Marleen Huysman (KIN Center for Digital Innovation, Vrije Universiteit Amsterdam), together with other AI experts, has initiated a petition urging coalition informateur Rianne Letschert to include the establishment of an independent AI Council in the new Coalition Agreement. The initiative calls for a permanent advisory structure to help the government fully realise the opportunities of artificial intelligence while managing risks to Dutch society.
Need for action
According to the signatories, AI represents a system-level transformation with significant technological, social, and institutional impact, influenced by strong commercial and geopolitical forces. While countries such as the United Kingdom, Canada, Germany, France, and Belgium already have central advisory structures in place, the Netherlands currently lacks such a framework. This call also presents an opportunity to prevent fragmentation within the Dutch AI advisory landscape. Given the current momentum and the need to comply with the EU AI Act, the experts stress that immediate action is necessary.
Independent mandate
The proposed AI Council should have a statutory mandate (modeled as a framework act) to provide structural advice on legislation and policy. Its core tasks would include:
- Independent advice: Proactively advising on opportunities, risks, and a vision for the responsible use of and investment in AI.
- Protection of public values: Focusing on feasibility, democratic oversight, and digital sovereignty.
- European leadership: Convening other national councils for consultation at the EU level.
Composition
To safeguard independence, the Council should be a multidisciplinary group of experts from education, academia, and civil society. While it should collaborate closely with industry to stay connected to practice, individual companies should not have direct seats on the Council. This will prevent conflicts of interest and ensure objective assessment aligned with public values.
Priority themes for 2026
he letter identifies three urgenThe petition identifies three areas where the AI Council could immediately support the government:
- Regulatory pressure and innovation: Establish regulatory sandboxes to stimulate innovation within legal frameworks.
- Digital sovereignty: Safeguard Dutch autonomy in the global technological landscape.

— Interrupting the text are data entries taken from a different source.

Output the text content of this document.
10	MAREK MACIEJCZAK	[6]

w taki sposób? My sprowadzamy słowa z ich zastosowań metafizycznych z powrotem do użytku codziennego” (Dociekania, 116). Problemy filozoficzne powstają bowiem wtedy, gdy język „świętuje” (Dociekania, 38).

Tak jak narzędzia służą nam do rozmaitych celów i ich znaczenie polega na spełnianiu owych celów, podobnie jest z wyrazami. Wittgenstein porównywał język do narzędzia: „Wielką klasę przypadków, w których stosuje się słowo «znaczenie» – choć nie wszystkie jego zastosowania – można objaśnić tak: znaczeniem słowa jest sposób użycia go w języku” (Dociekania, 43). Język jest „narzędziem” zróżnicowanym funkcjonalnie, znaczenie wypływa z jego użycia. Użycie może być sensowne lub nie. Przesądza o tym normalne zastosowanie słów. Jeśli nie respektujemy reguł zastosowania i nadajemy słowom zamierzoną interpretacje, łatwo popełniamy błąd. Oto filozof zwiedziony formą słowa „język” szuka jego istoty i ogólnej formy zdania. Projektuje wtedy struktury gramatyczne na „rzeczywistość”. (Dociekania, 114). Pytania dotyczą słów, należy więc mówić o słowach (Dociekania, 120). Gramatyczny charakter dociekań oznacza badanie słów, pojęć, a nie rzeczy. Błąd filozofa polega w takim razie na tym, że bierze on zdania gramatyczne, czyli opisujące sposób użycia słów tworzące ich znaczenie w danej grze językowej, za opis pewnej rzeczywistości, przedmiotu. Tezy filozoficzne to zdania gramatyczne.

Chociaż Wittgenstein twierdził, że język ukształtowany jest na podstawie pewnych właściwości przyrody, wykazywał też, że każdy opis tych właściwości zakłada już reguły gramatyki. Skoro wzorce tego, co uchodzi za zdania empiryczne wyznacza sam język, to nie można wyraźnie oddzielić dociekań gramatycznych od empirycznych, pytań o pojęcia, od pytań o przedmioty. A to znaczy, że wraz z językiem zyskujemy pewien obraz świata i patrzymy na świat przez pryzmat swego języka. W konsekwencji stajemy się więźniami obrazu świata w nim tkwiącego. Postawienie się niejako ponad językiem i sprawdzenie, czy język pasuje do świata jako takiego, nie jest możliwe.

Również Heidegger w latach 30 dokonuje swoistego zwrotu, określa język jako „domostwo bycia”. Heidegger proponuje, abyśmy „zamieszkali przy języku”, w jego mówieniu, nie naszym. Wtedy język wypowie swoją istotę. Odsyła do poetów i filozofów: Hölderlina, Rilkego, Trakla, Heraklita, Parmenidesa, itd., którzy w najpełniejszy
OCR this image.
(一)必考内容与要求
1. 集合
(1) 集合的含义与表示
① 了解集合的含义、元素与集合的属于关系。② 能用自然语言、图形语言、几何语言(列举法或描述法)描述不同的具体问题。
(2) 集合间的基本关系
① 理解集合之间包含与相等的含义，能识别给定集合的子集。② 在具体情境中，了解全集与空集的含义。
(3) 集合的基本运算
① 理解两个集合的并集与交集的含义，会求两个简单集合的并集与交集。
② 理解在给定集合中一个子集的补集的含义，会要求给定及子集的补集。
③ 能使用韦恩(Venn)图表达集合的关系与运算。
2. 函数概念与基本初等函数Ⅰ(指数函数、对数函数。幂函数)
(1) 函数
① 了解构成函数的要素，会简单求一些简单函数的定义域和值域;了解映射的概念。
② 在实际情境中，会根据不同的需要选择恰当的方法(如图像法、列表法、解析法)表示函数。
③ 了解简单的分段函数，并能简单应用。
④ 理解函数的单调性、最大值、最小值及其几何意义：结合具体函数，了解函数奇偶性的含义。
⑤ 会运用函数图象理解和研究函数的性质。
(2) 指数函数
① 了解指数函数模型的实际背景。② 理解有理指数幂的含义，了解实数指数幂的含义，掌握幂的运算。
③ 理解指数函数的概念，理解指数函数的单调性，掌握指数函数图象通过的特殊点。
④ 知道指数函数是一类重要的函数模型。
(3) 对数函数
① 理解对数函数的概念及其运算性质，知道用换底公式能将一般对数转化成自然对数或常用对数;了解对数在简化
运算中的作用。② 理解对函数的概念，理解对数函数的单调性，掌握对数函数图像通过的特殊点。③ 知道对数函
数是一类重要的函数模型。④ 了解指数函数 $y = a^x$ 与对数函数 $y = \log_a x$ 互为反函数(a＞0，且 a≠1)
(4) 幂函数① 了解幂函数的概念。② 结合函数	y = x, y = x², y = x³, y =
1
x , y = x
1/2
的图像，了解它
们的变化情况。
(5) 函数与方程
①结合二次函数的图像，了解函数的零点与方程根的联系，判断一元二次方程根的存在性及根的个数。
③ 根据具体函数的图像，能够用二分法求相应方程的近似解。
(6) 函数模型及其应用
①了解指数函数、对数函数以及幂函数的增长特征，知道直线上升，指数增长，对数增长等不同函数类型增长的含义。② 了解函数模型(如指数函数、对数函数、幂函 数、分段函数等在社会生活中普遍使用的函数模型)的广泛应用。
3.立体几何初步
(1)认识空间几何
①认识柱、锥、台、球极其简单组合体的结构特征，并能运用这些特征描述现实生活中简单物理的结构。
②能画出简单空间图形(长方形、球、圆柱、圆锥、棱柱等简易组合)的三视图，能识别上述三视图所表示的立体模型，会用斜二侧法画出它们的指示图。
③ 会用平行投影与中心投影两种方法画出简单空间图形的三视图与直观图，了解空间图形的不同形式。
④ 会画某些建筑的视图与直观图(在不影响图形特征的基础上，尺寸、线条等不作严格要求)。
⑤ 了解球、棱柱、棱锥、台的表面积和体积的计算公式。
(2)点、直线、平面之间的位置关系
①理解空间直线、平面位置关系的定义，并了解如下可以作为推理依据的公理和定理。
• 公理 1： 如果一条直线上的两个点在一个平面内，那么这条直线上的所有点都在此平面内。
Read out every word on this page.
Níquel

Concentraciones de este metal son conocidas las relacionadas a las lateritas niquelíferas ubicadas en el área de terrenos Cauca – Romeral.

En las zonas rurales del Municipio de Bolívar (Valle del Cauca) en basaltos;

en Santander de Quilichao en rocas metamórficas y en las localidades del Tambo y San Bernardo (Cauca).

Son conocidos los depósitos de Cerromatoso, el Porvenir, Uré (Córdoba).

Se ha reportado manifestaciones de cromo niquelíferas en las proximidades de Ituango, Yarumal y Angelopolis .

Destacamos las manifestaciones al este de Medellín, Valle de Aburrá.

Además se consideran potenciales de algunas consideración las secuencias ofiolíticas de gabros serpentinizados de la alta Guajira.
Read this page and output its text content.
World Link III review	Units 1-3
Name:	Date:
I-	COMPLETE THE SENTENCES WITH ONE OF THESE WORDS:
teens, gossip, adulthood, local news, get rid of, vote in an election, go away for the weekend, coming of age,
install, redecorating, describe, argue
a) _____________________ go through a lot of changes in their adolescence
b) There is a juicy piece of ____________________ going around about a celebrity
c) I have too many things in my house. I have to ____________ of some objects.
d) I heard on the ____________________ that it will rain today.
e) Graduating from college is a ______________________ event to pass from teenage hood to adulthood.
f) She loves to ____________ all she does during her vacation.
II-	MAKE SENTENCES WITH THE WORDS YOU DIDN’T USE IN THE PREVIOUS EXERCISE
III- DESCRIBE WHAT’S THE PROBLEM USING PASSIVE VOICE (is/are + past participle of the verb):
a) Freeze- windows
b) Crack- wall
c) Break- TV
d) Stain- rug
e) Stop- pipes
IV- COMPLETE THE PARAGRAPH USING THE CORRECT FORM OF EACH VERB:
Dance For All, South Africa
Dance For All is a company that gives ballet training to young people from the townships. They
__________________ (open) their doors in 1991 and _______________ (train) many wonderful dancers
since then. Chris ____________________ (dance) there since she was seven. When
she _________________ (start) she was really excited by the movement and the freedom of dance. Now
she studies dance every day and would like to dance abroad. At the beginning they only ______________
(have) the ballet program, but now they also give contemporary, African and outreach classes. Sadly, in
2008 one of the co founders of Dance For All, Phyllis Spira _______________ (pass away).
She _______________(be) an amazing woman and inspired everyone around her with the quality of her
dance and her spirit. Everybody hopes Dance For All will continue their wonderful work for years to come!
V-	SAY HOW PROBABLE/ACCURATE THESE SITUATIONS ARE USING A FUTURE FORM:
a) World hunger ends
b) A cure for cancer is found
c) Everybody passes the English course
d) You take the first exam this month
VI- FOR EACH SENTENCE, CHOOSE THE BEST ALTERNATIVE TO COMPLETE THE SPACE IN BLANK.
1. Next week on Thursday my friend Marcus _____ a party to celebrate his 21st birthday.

- Societal impact: Advise on AI’s effects on the judiciary, healthcare, and education.
The experts
The petition has been signed by over fifty professors and AI experts, including researchers from VU Amsterdam:
- Prof. dr. Ir. Hans Berends, Professor Innovation & Organization, Head of the KIN Center for Digitaal Innovation, Vrije Universiteit Amsterdam
- Prof. dr. Frans Feldberg Professor Data- and AI-driven Business Innovation, Vrije Universiteit Amsterdam
- Prof.dr. Frank van Harmelen, Professor Artificial Intelligence, Vrije Universiteit Amsterdam
- Prof. dr. Stefan Schlobach, Professor Knowledge in Artificial Intelligence, Head of the Department of Computer Science, Vrije Universiteit Amsterdam
- Prof. dr. Annette ten Teije, professor AI in Medicine, Vrije Universiteit Amsterdam.
- Dr. Tamara Thuis, Assistant Professor AI Ethics and Governance, Vrije Universiteit Amsterdam.
- Prof. dr. Mark Hoogendoorn, Professor Artificial Intelligence, Department of Computer Science, Vrije Universiteit Amsterdam
With this call, the signatories urge the parties involved in coalition formation to address this “blind spot” in AI policy and to comply with motions previously adopted by the Tweede Kamer, which call for the swift establishment of such a body.